Insects and nature conservation
Which flowering plants are healthiest for bees

Good food for bees? A wild bee collects pollen on the flower of a chicory

© Thomas Banneyer / dpa

Not everything that blooms brightly is healthy for bees. A new study names top plants for gardens and meadows. However, some also have disadvantages

Lavender, cornflowers, poppies – or maybe sage? Many people want Bees and bumblebees set the table and plant colorful flowering herbs in their gardens or on the balcony. Flowering islands are sprouting everywhere in inner cities to attract insects. But is what the bumblebees are flying to healthy for them? What nutrients do bees and bumblebees need and can they find them in the colorful flowering areas?

It is known that nectar is the most important energy source for bees, for carbohydrates such as fructose or glucose, while pollen mainly provides protein and fat. Without vital omega-6 and omega-3 fatty acids, bees die early because their immune systems weaken. A poor fatty acid mix, in turn, dampens brain performance. Amino acids are important building blocks for proteins in the body. But too much of them makes bees susceptible to pathogens such as the Nosema fungus, which causes the bee diarrhea feared as “spring consumption”.

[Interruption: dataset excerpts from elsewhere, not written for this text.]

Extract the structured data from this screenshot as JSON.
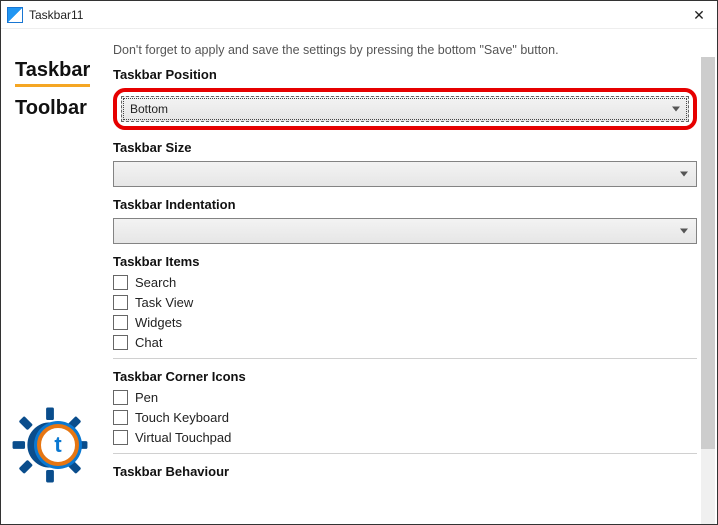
{
  "window": {
    "title": "Taskbar11"
  },
  "sidebar": {
    "tabs": [
      {
        "label": "Taskbar"
      },
      {
        "label": "Toolbar"
      }
    ]
  },
  "main": {
    "hint": "Don't forget to apply and save the settings by pressing the bottom \"Save\" button.",
    "position": {
      "label": "Taskbar Position",
      "value": "Bottom"
    },
    "size": {
      "label": "Taskbar Size",
      "value": ""
    },
    "indentation": {
      "label": "Taskbar Indentation",
      "value": ""
    },
    "items": {
      "label": "Taskbar Items",
      "checks": [
        {
          "label": "Search"
        },
        {
          "label": "Task View"
        },
        {
          "label": "Widgets"
        },
        {
          "label": "Chat"
        }
      ]
    },
    "cornerIcons": {
      "label": "Taskbar Corner Icons",
      "checks": [
        {
          "label": "Pen"
        },
        {
          "label": "Touch Keyboard"
        },
        {
          "label": "Virtual Touchpad"
        }
      ]
    },
    "behaviour": {
      "label": "Taskbar Behaviour"
    }
  },
  "badge": {
    "letter": "t"
  }
}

The best pollen for bees? Surprisingly little research

So it’s complicated. It’s not just entomologists who are asking themselves the question: which pollen is best for the bees’ diet? However, surprisingly little research has been done on this so far. A study from Canada has now provided new data: a team of researchers from York University in Toronto had pollen from 57 important bee plants in North America analyzed for nutrients – in particular for free fatty acids and vital “essential” amino acids. These included various plant species that are also native to Europe: dandelions, white clover, viburnum and raspberry bushes, for example.

Optimal nutrition is becoming increasingly important for insects, as it makes the little flyers more robust against a growing number of stress factors that have been decimating bumblebees, wild bees and honey bee colonies for years. Diseases and parasites such as the Varroa mite are affecting them, climate change is shifting vegetation zones and changing the nutrient content of plants, wild herb meadows are being mown too often, and pesticides such as the notorious neonicotinoids are killing bees. This is devastating, because the more than 20,000 species of bees worldwide not only pollinate wild herbs, but also countless crops, from apple trees to zucchini.

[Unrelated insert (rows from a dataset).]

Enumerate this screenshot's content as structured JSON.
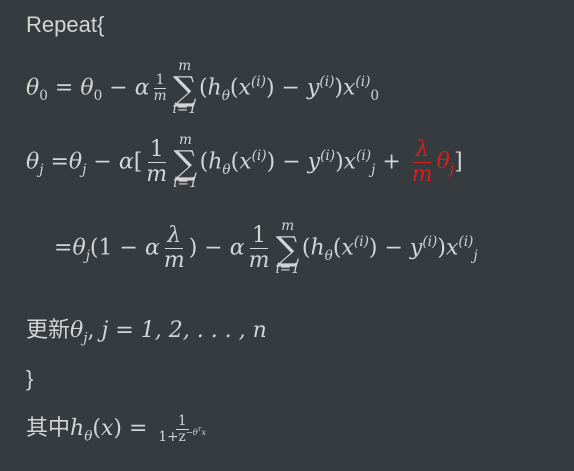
{
  "lines": {
    "repeat_open": "Repeat{",
    "close_brace": "}",
    "update_label": "更新",
    "where_label": "其中"
  },
  "symbols": {
    "theta": "θ",
    "alpha": "α",
    "lambda": "λ",
    "sigma": "∑",
    "sub0": "0",
    "subj": "j",
    "sum_upper": "m",
    "sum_lower": "i=1",
    "one": "1",
    "m": "m",
    "h": "h",
    "x": "x",
    "y": "y",
    "sup_i": "(i)",
    "minus": "−",
    "plus": "+",
    "equals": "=",
    "j_list": "j = 1, 2, . . . , n",
    "sigmoid_den": "1+z",
    "sigmoid_exp": "−θ",
    "sigmoid_T": "T",
    "sigmoid_x": "x"
  },
  "colors": {
    "background": "#363b3f",
    "text": "#d4d4d4",
    "highlight": "#d6201c"
  }
}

Honey bees like it low in fat, bumblebees are generalists

However, not every pollinator has the same needs: honey bees prefer low-fat food, mason bees prefer protein-rich food, and the dark earth bumblebee is a generalist and will feed on up to 400 different flowers – if it can find them. When the researchers from Toronto compared the insects’ requirements with their pollen analyses for their study, a kind of “best list” emerged.

The favorite of the healthy honey bee diet, for example, was a yellow meadow flower: the buttercup, which is also native to Germany and is often planted by gardeners and beekeepers as a bee pasture. This certainly helps insects, because the buttercup species is less popular in agriculture and is sometimes even combated: in large quantities, the buttercup is poisonous to cattle and other grazing animals. In the garden, you should wear gloves when handling it, because its sap can cause skin redness.

But even more harmless plants proved to be nutritious for bees, such as white clover and yellow bird’s-foot trefoil, raspberries and wild roses, as well as the viburnum bush with its white flowers. Among the larger plant families, the Asteraceae, which include asters, cornflowers and the light blue-flowering chicory, stood out positively. They proved to be a rich source of essential amino acids.

Bees and bumblebees live from mixed calculation

The researchers’ most important finding, however, was that although there are many good pollen plants, none are perfect. Pollen is usually rich in either fatty acids or amino acids, but not both. Bees and bumblebees therefore always have to rely on a kind of mixed calculation when collecting pollen. There are indications that bees “benefit more from a varied flower diet than from a single pollen source,” explains Sandra Rehan from York University, the lead author of the Canadian study. No single plant is therefore optimal for wild bee health.

To get a balanced mix of fatty and amino acids, bees always have to visit many different plants. They need help for this. Their study shows the importance of diverse flowering landscapes for the nutritional needs of wild bees, write the authors. Despite all the well-intentioned planting and gardening, it is therefore immensely important to preserve these areas in particular through nature conservation.